The air traffic controllers are in trouble. They need a new system for keeping track of planes in their local airspace, and you have been contacted to design such a system. After taking out gobs of insurance, you agree.
This task has two parts:
Plane class,
based on the description below. You should submit a sufficiently documented file called
plane.h that defines it.
plane.h file, and then linked with your implementation. You will not be
allowed to change the program we provide.
Planes are tracked using a 2D system that keeps (in kilometers) their altitude and their range (note that a real ATC system would require three dimensions, however for the sake of simplicity we will use only two dimensions. Do not try to extend the project for 3D). In this system, then, two planes at the same height and range will collide.
Each instance of your plane class should have information about its current position, and its current velocity, and each plane should have a flag which will be true if the plane is too close to any other planes. In addition, each plane should keep a list of pointers to all the planes it is too close to. Finally, every plane has a unique number (purely an integer) as an id.
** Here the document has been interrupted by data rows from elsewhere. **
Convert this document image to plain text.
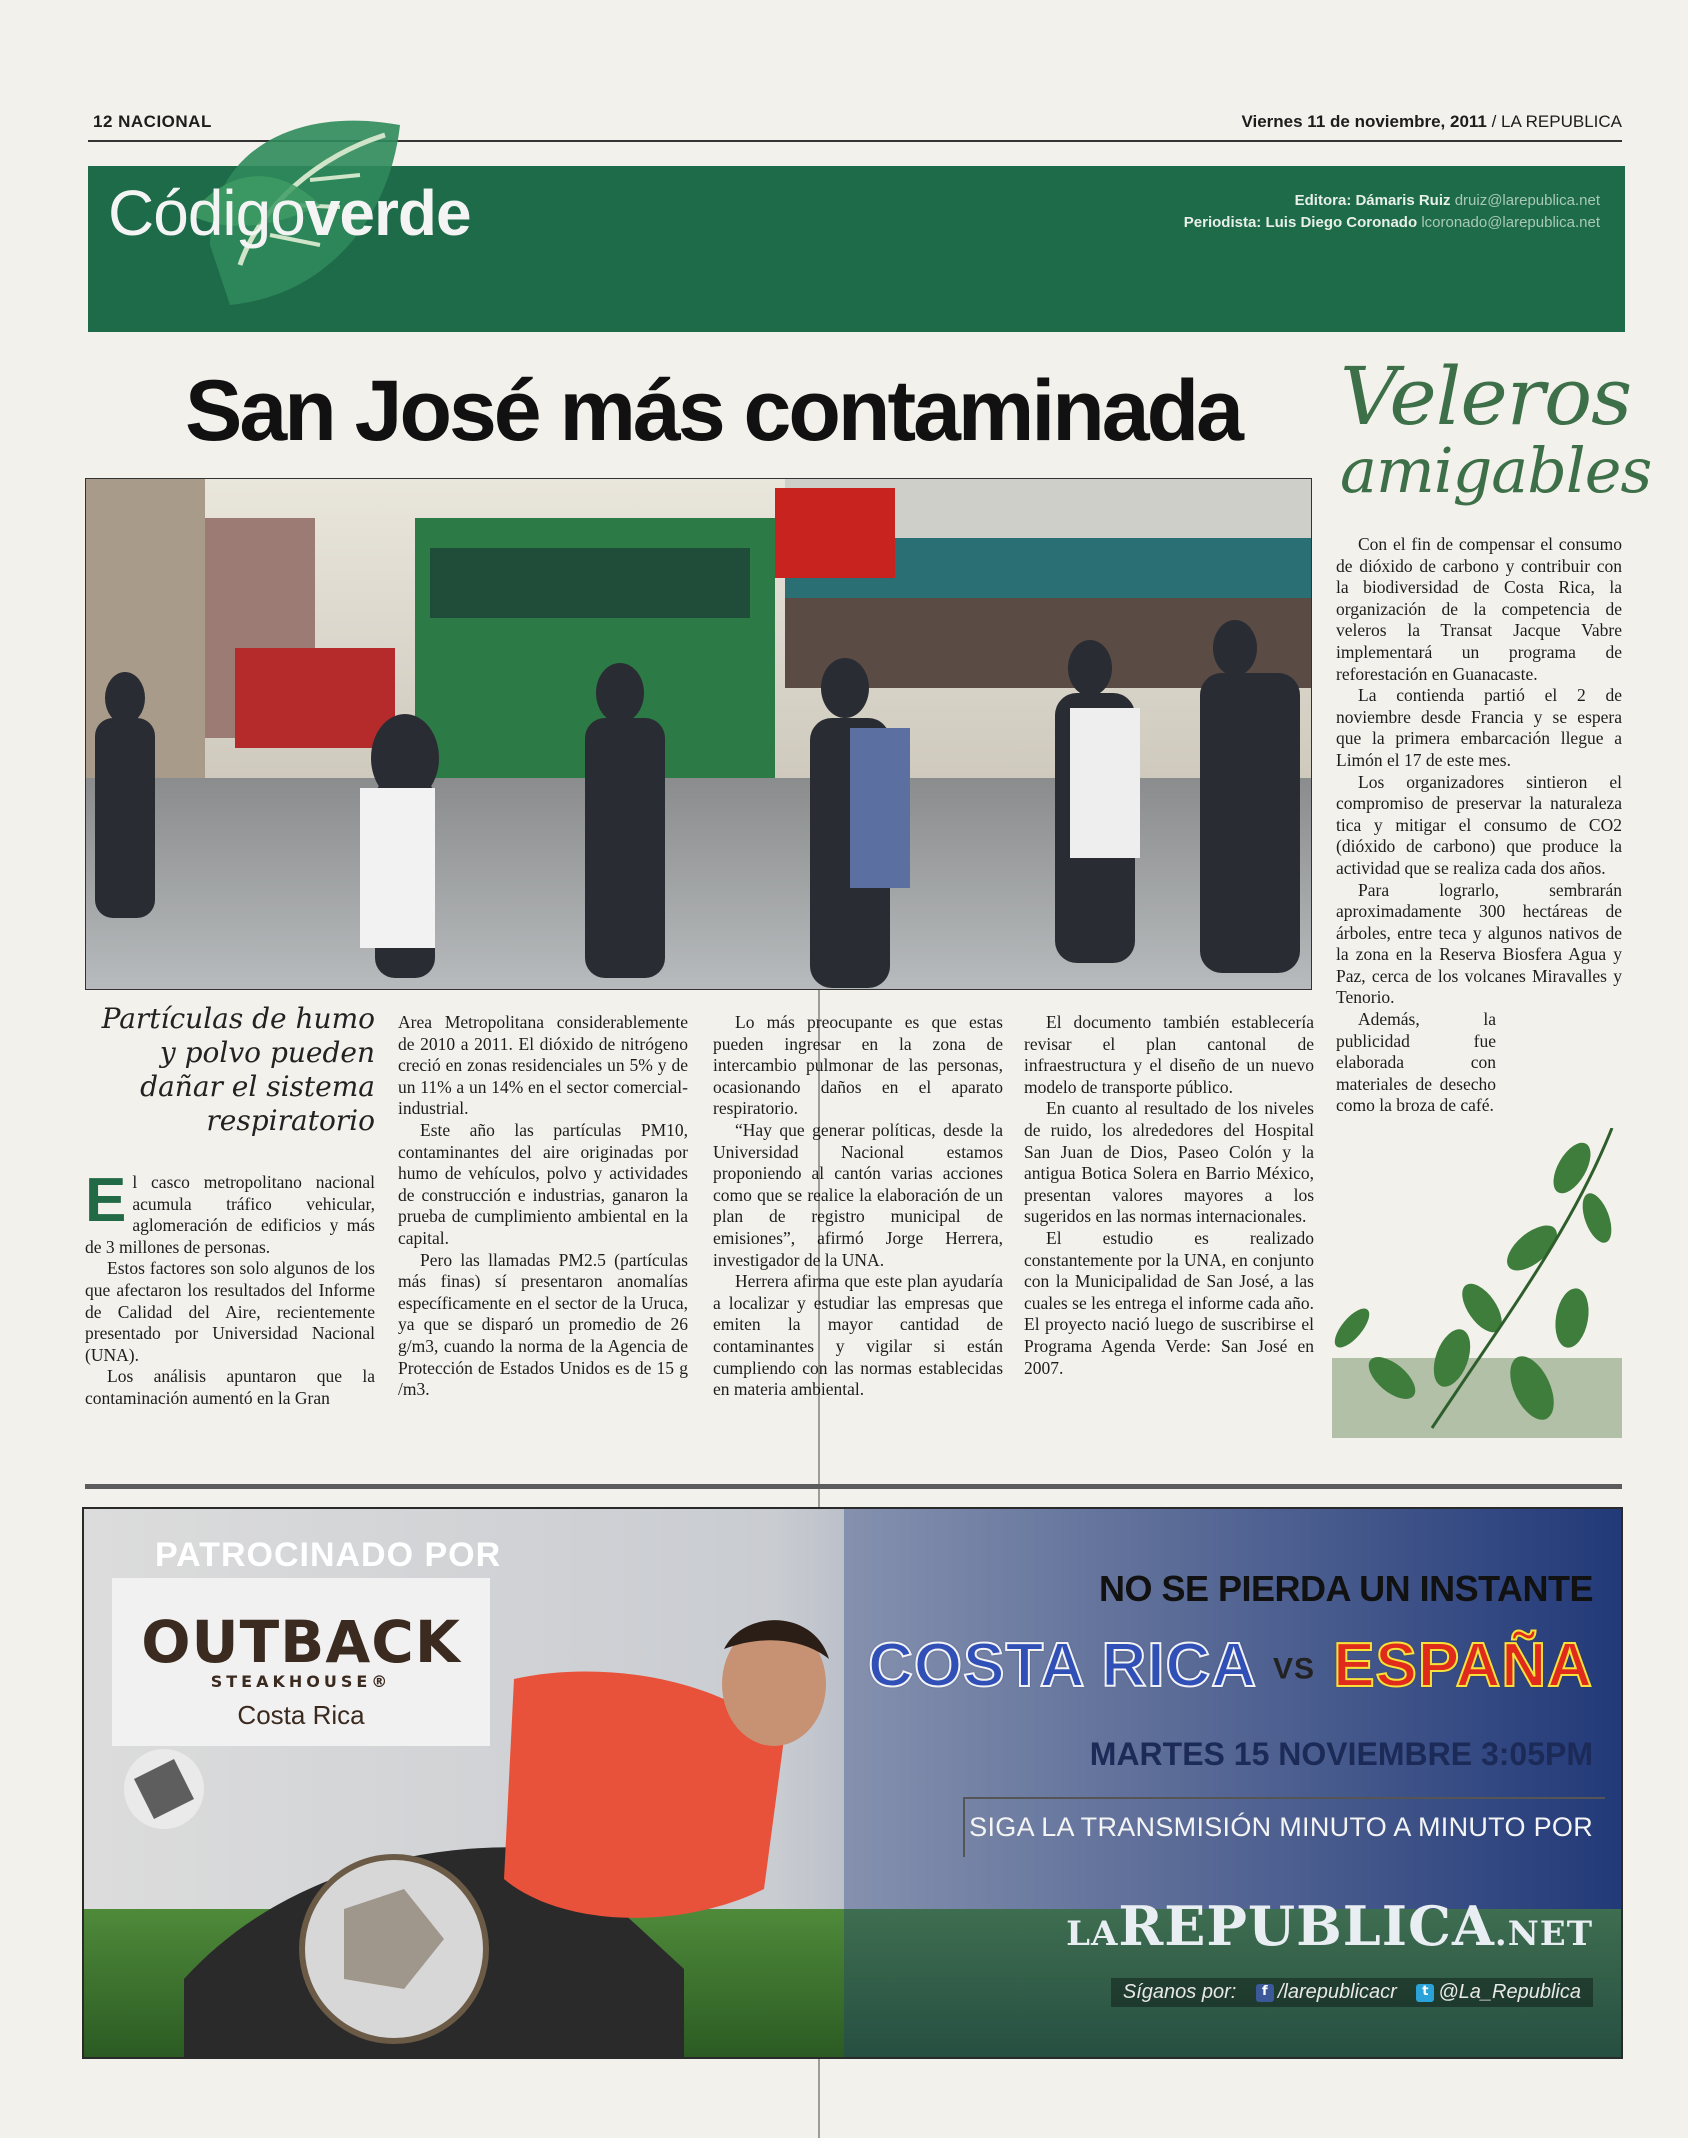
12 NACIONAL	Viernes 11 de noviembre, 2011 / LA REPUBLICA
Códigoverde	Editora: Dámaris Ruiz druiz@larepublica.net
Periodista: Luis Diego Coronado lcoronado@larepublica.net
San José más contaminada Veleros
amigables
Partículas de humo y polvo pueden dañar el sistema respiratorio
E l casco metropolitano nacional acumula tráfico vehicular, aglomeración de edificios y más de 3 millones de personas.

Estos factores son solo algunos de los que afectaron los resultados del Informe de Calidad del Aire, recientemente presentado por Universidad Nacional (UNA).

Los análisis apuntaron que la contaminación aumentó en la Gran

Area Metropolitana considerablemente de 2010 a 2011. El dióxido de nitrógeno creció en zonas residenciales un 5% y de un 11% a un 14% en el sector comercial-industrial.

Este año las partículas PM10, contaminantes del aire originadas por humo de vehículos, polvo y actividades de construcción e industrias, ganaron la prueba de cumplimiento ambiental en la capital.

Pero las llamadas PM2.5 (partículas más finas) sí presentaron anomalías específicamente en el sector de la Uruca, ya que se disparó un promedio de 26 g/m3, cuando la norma de la Agencia de Protección de Estados Unidos es de 15 g /m3.

Lo más preocupante es que estas pueden ingresar en la zona de intercambio pulmonar de las personas, ocasionando daños en el aparato respiratorio.

“Hay que generar políticas, desde la Universidad Nacional estamos proponiendo al cantón varias acciones como que se realice la elaboración de un plan de registro municipal de emisiones”, afirmó Jorge Herrera, investigador de la UNA.

Herrera afirma que este plan ayudaría a localizar y estudiar las empresas que emiten la mayor cantidad de contaminantes y vigilar si están cumpliendo con las normas establecidas en materia ambiental.

El documento también establecería revisar el plan cantonal de infraestructura y el diseño de un nuevo modelo de transporte público.

En cuanto al resultado de los niveles de ruido, los alrededores del Hospital San Juan de Dios, Paseo Colón y la antigua Botica Solera en Barrio México, presentan valores mayores a los sugeridos en las normas internacionales.

El estudio es realizado constantemente por la UNA, en conjunto con la Municipalidad de San José, a las cuales se les entrega el informe cada año. El proyecto nació luego de suscribirse el Programa Agenda Verde: San José en 2007.

Con el fin de compensar el consumo de dióxido de carbono y contribuir con la biodiversidad de Costa Rica, la organización de la competencia de veleros la Transat Jacque Vabre implementará un programa de reforestación en Guanacaste.

La contienda partió el 2 de noviembre desde Francia y se espera que la primera embarcación llegue a Limón el 17 de este mes.

Los organizadores sintieron el compromiso de preservar la naturaleza tica y mitigar el consumo de CO2 (dióxido de carbono) que produce la actividad que se realiza cada dos años.

Para lograrlo, sembrarán aproximadamente 300 hectáreas de árboles, entre teca y algunos nativos de la zona en la Reserva Biosfera Agua y Paz, cerca de los volcanes Miravalles y Tenorio.

Además, la publicidad fue elaborada con materiales de desecho como la broza de café.

PATROCINADO POR
OUTBACK
STEAKHOUSE®
Costa Rica
NO SE PIERDA UN INSTANTE
COSTA RICA VS ESPAÑA
MARTES 15 NOVIEMBRE 3:05PM
SIGA LA TRANSMISIÓN MINUTO A MINUTO POR
LAREPUBLICA.NET
Síganos por: f /larepublicacr t @La_Republica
The position should be kept as a coordinate, which should be represented as a class (see vector.h):
// 2D cartesian coordinate class
class Coord {
public:
// the class is so simple there's no need to make anything private
float x,y;
float distance(Coord) const; // distance between two points
// constructors
Coord(float,float); // initialize data
Coord(); // sets x,y to 0,0
// I/O - note that these don't need to be friends.
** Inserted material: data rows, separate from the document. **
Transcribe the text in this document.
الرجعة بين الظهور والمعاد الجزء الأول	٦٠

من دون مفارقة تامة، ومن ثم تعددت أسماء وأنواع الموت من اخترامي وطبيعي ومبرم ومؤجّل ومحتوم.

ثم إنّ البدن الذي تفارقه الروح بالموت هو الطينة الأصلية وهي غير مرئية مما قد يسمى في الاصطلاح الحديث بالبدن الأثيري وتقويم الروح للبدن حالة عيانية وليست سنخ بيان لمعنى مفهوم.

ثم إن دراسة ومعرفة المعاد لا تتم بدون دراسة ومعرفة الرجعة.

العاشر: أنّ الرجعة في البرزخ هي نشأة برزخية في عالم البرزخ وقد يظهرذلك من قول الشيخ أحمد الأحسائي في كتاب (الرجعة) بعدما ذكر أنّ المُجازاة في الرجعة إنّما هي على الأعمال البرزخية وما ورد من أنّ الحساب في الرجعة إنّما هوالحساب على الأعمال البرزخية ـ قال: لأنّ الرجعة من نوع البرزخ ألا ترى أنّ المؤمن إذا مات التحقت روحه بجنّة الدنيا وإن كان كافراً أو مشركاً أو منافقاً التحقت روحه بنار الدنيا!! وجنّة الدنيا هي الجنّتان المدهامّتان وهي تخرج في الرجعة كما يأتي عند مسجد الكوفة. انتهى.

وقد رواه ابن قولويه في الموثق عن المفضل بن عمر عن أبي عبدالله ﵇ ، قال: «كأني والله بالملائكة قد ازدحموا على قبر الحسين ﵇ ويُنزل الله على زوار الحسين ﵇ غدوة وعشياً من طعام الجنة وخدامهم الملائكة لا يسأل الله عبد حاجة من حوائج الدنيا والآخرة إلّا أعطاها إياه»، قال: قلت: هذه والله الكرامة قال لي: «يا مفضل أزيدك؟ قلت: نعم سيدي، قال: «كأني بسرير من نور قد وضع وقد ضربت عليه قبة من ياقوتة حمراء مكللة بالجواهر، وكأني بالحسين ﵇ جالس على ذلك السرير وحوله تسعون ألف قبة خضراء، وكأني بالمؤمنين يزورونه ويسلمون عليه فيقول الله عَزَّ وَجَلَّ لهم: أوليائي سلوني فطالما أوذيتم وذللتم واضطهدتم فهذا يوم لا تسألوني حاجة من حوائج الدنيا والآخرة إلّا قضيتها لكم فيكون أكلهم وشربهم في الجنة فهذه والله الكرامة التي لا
friend ostream& operator<<(ostream& s, const Coord& p);
friend istream& operator>>(istream& i, Coord& p);
};
Velocity vectors have speed and direction components, and should be represented as a class (see vector.h):
// a direction/magnitude vector for airspeed.
class VelocityVector {
private:
float speed; // kps
float direction; // an angle in radians, between 0 and 2pi;,
// where 0 is flying level, from left to right.
public:
// accessor methods
float getSpeed() const; // returns speed in KPH
float getDirection() const; // returns direction in degrees
void setSpeed(float); // input in KPH
void setDirection(float); // input is in degrees
// basic computation - given an initial coordinate,
// return a new coordinate which is the result of
// moving from the initial coordinate along the vector.
Coord computeTranslation(Coord) const;
// I/O note that these don't need to be friends since
// they use the accessor methods anyway.
friend ostream& operator<<(ostream&,const VelocityVector&);
friend istream& operator>>(istream&,VelocityVector&);
// Constructors
VelocityVector(); // default constructor sets data to 0
VelocityVector(float s, float d); // initializes the data
};
Implementations of these two classes will be provided to you (see vector.h, and vector.o in the directory ~cs102/sim ).
Planes should also have several methods:
checkProximity: should take a list of pointers to planes as
a parameter and should check if any of the planes in that list are "too close". Define
a class constant that will represent what distance is too close. This function should set
the flag for the plane if any other planes are too close, and for each plane that is too
close, should add it to the private list of planes that are too close. Note that one
of the pointers in the input parameter list will probably be a pointer to the plane the
method is invoked on. This function should return nothing.
computeNextPosition: should not change the instance. This should return the
position the plane will be after moving along its current vector. No parameters.
setNextPosition: should set the position of the plane to be the position
after moving along its current vector. No parameters.
getSpeed: should return the speed of the plane's velocity vector in kph.
getDirection: should return the angle of the plane's velocity vector in degrees.
getNumber: should return the id number of the plane.
setSpeed: should set the speed of the plane's vector. Returns nothing, takes
a float that represents the new speed in kph.
setDirection: should set the direction of the plane's vector. Returns nothing,
takes a float that represents the new direction (in degrees).
outOfRange: should return true if the plane is out of range of the current ATC center. Define two class constants to represent this range. This function takes no parameters.